Dopo il mondiale brasiliano ci apprestavamo a vivere l’ennesima, noiosa estate del pallone. Quella delle amichevoli, dei colpi a salve di mercato, del piangersi addosso guardando il nostro calcio ridimensionarsi, ancora e ancora. Poi, però, il pallone ha tirato fuori dal cilindro tale Carlo Tavecchio, fino a qualche mese fa sconosciuto ai più e oggi nientemeno che presidente della Federcalcio. Noi non possiamo che ringraziarti, presidente, perché grazie a te abbiamo potuto affiancare alla malinconia la rabbia e la vergogna, sentimenti di vita. Quella frase razzista pronunciata nel discorso d’investitura grida ancora vendetta: per i prossimi due anni ce la troveremo appiccicata addosso sempre e dovunque. La vergogna, poi, si fa ancora più grande alla lettura della sentenza dell’UEFA, visto che da noi la faccenda è finita con un’archiviazione più politica che giuridica, la classica soluzione volemose bene in pieno stile italiota.
Il bicchiere è comunque mezzo pieno: per i prossimi sei mesi Tavecchio non potrà partecipare a manifestazioni della Federazione Europea. Per un quarto del suo mandato, insomma, non potrà sedersi al tavolo con gli altri capi del calcio europeo, e quindi potrà evitare di combinare guai, almeno a livello internazionale. Dovrà, inoltre, organizzare una sorta di conferenza sul razzismo bis, una cosa in piccolo rispetto a quella tenuta proprio dall’UEFA, e proprio a Roma, nemmeno un mese fa, e a cui il presidente non ha nemmeno partecipato - ovviamente, non pareva il caso. Beati loro, quindi, che possono alzarsi e puntare il dito contro l’ometto razzista e decidere di non volerlo tra i piedi, ed escluderlo da tavole rotonde, sorteggi, premiazioni e serate di gala. Beati loro, e dannati noi, che come loro vorremmo essere, e costringere a ritirarsi l’inadeguato presidente, che in un paese normale il passo indietro l’avrebbe fatto da solo. Intanto lui sta lì, saldo al suo posto, incassa e non ricorre al TAS e continua a governare il nostro calcio con accanto Lotito, un altro che avrebbe dovuto fare tanti di quei passi indietro da camminare a gambero per una decina di giorni – quello che all’aeroporto di Oslo se la prende con chi non gli fa portare sull’aereo le bottiglie d’acqua, quello che Marotta con un occhio gioca e con l’altro segna i punti, quello che – non dimentichiamocelo mai – è di fatto il numero 1/bis del nostro pallone, che in politichese si dice “consigliere federale con delega alle riforme”.
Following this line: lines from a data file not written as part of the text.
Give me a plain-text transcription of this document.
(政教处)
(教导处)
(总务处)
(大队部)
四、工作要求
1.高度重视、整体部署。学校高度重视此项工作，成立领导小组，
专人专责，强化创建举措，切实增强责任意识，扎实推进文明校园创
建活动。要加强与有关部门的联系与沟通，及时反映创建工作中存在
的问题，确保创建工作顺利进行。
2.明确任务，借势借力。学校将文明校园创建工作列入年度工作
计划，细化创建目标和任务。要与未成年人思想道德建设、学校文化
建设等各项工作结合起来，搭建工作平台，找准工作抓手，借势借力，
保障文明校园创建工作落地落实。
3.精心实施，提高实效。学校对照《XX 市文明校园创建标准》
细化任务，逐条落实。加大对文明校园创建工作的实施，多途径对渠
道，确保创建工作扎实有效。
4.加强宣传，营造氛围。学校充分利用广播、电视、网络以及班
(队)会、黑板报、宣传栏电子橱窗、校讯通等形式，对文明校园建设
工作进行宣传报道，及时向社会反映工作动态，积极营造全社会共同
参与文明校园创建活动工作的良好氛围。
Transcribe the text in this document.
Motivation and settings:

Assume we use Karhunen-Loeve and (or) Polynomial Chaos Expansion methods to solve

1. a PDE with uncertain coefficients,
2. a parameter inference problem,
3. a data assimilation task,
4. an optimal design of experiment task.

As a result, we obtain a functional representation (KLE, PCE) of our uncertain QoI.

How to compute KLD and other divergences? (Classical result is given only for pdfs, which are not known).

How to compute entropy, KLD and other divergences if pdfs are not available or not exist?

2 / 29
Il calcio italiano aveva bisogno di un cambio di marcia, nel dopo Abete. Di una persona nuova, giovane, di rottura. Una persona che, intendiamoci, non sarebbe stata nemmeno Albertini, che dal 2007 bazzicava la federazione come vicepresidente e che ha la sua bella fetta di responsabilità. Ma l’ex Milan sarebbe stato, se non il bene maggiore, sicuramente il male minore. Avremmo conservato una po’ di credibilità, ci saremmo liberati da certi facilissimi cliché, e sicuramente non ci saremmo ritrovati, nostro malgrado, nella bufera scatenata dal giovane Opti Pobà – ce lo vedete Albertini a lasciarsi andare a razzismi vari in luogo pubblico?
A benedirsi la rottura e il cambio di marcia, continuiamo a viaggiare in seconda con alla guida Carlo Tavecchio; la credibilità se l’è rubata il buon Pobà, e i cliché si buttano via. Ma nonostante tutto, da buoni italiani, non disperiamo. Non si può. Il presidente s’è già giocato il jolly: alla prossima, vogliamo sperare che lo scenario sarà diverso, e che condanneremo invece di archiviare. Tanto una prossima ci sarà. Ci metto la mano sul pallone.